Hubei, riaperte la metà delle imprese locali

La metà delle imprese della provincia dell'Hubei, epicentro della pandemia da coronavirus, hanno riavviato la produzione. Xiaomi riapre oltre mille punti vendita

Le fabbriche della provincia dell'Hubei, epicentro della pandemia da coronavirus, ricaccendono i motori. Wang Qiyang, capo del Dipartimento provinciale dell'economia e della tecnologia dell'informazione, ha dichiarato che la metà delle imprese locali (7.629) hanno riavviato la produzione.

La provincia dell'Hubei inizia a ripartire

"Le aziende includevano quelle nel settore automobilistico, nonchè gli impianti di fertilizzanti fosfatici e quelli nelle industrie dell'elettronica e della comunicazione in fibra ottica", ha detto Wang in una conferenza stampa. La produzione riparte seguendo le indicazioni della Commissione sanitaria provinciale che impongono alle imprese di munirsi di mascherine, disinfettanti, sapone liquido e termometri a infrarossi.

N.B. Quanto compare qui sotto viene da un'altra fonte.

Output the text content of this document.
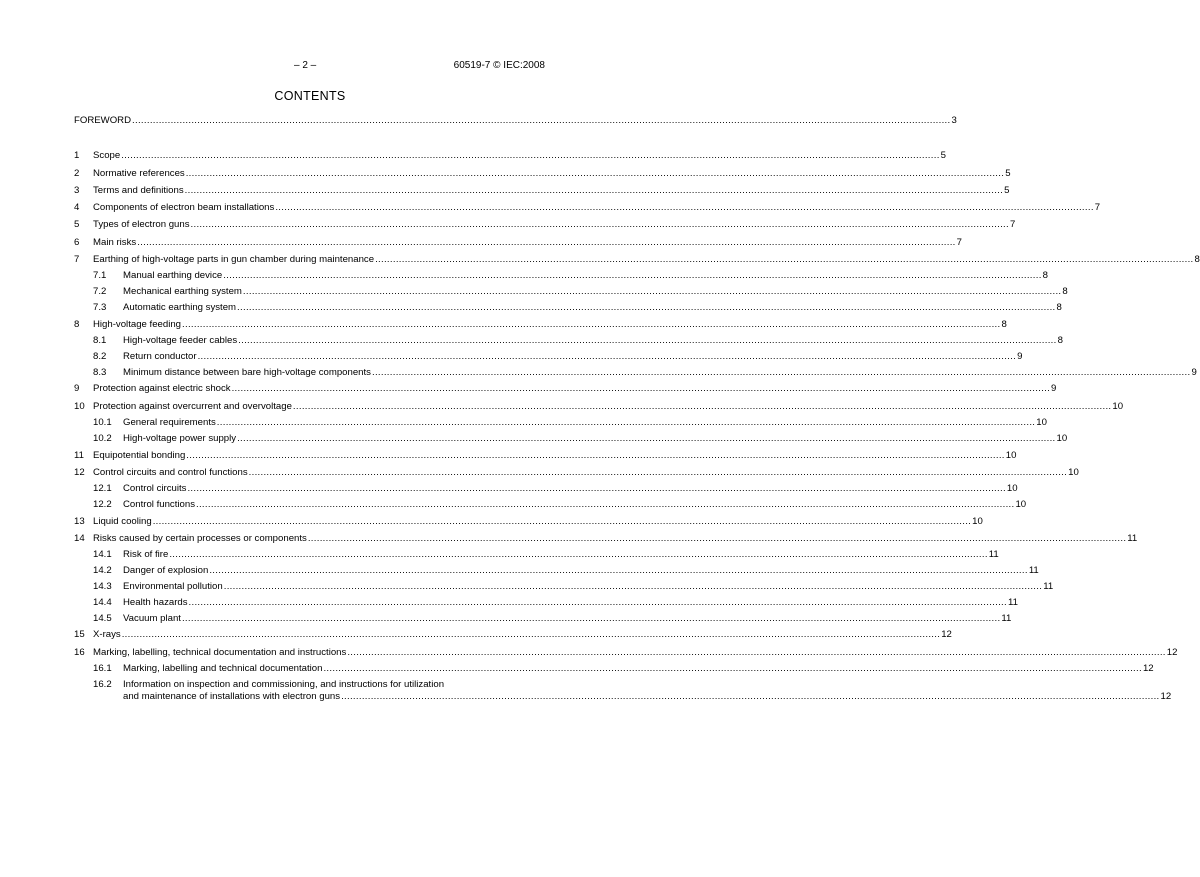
– 2 –	60519-7 © IEC:2008
CONTENTS
FOREWORD .....	3
1	Scope .....	5
2	Normative references .....	5
3	Terms and definitions .....	5
4	Components of electron beam installations .....	7
5	Types of electron guns .....	7
6	Main risks .....	7
7	Earthing of high-voltage parts in gun chamber during maintenance .....	8
7.1	Manual earthing device .....	8
7.2	Mechanical earthing system .....	8
7.3	Automatic earthing system .....	8
8	High-voltage feeding .....	8
8.1	High-voltage feeder cables .....	8
8.2	Return conductor .....	9
8.3	Minimum distance between bare high-voltage components .....	9
9	Protection against electric shock .....	9
10 Protection against overcurrent and overvoltage .....	10
10.1	General requirements .....	10
10.2	High-voltage power supply .....	10
11 Equipotential bonding .....	10
12 Control circuits and control functions .....	10
12.1	Control circuits .....	10
12.2	Control functions .....	10
13 Liquid cooling .....	10
14 Risks caused by certain processes or components .....	11
14.1	Risk of fire .....	11
14.2	Danger of explosion .....	11
14.3	Environmental pollution .....	11
14.4	Health hazards .....	11
14.5	Vacuum plant .....	11
15 X-rays .....	12
16 Marking, labelling, technical documentation and instructions .....	12
16.1	Marking, labelling and technical documentation .....	12
16.2	Information on inspection and commissioning, and instructions for utilization
and maintenance of installations with electron guns .....	12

I settori cruciali come i trasporti pubblici, le forniture mediche e i produttori di beni di prima necessità della città, così come annunciato dal governo l'11 marzo scorso, torneranno ad essere operativi e, allo stesso modo, faranno quelle fabbriche che sono coinvolte nelle catene di approvvigionamento nazionali o globali. Le altre attività, come fa sapere l'Agenzia Nova, ripartiranno solo dopo il 20 marzo. Stesse norme si applicheranno anche nelle aree considerate ad alto rischio della provincia al di fuori Wuhan e la riapertura riguarderà le aziende coinvolte nella prevenzione delle epidemie, nei servizi pubblici e nella fornitura di beni di necessità possono riprendere a lavorare. I mezzi di trasporto pubblici nelle aree a medio e basso rischio, invece, "riprenderanno gradualmente le operazioni".

Xiaomi riapre più di mille negozi

Oggi anche il colosso della telefonia mobile Xiaomi ha ripreso le operazioni per oltre l'80% della sua catena di approvvigionamento. Wang Xiang, presidente della compagnia, ha dichiarato he la società ha fiducia nel mercato europeo poiché l'emergenza coronavirus, sebbene grave, "è temporanea". Wang ha annunciato, inoltre, la riapertura di mille negozi in tutta la Cina. Xiaomi lancerà, il Redmi K30 Pro, un nuovo smartphone 5G, in una conferenza stampa virtuale che si terrà il 24 marzo prossimo. Non solo. Xiaomi, per il 2020, scommette sui prodotti 5G nel 2020: "Prevediamo un fatturato di oltre 200 miliardi di yuan (circa 28,66 miliardi di dollari) l'anno scorso, rispetto ai 175 miliardi di yuan del 2018", ha dichiarato il presidente di Xiaomi, Lei Jun in una conferenza stampa telematica. "La spesa per ricerca e sviluppo sarà aumentata a oltre dieci miliardi di yuan (oltre 1,4 miliardi di dollari) nel 2020, rispetto a circa sette miliardi di yuan nel 2019", ha affermato Lei.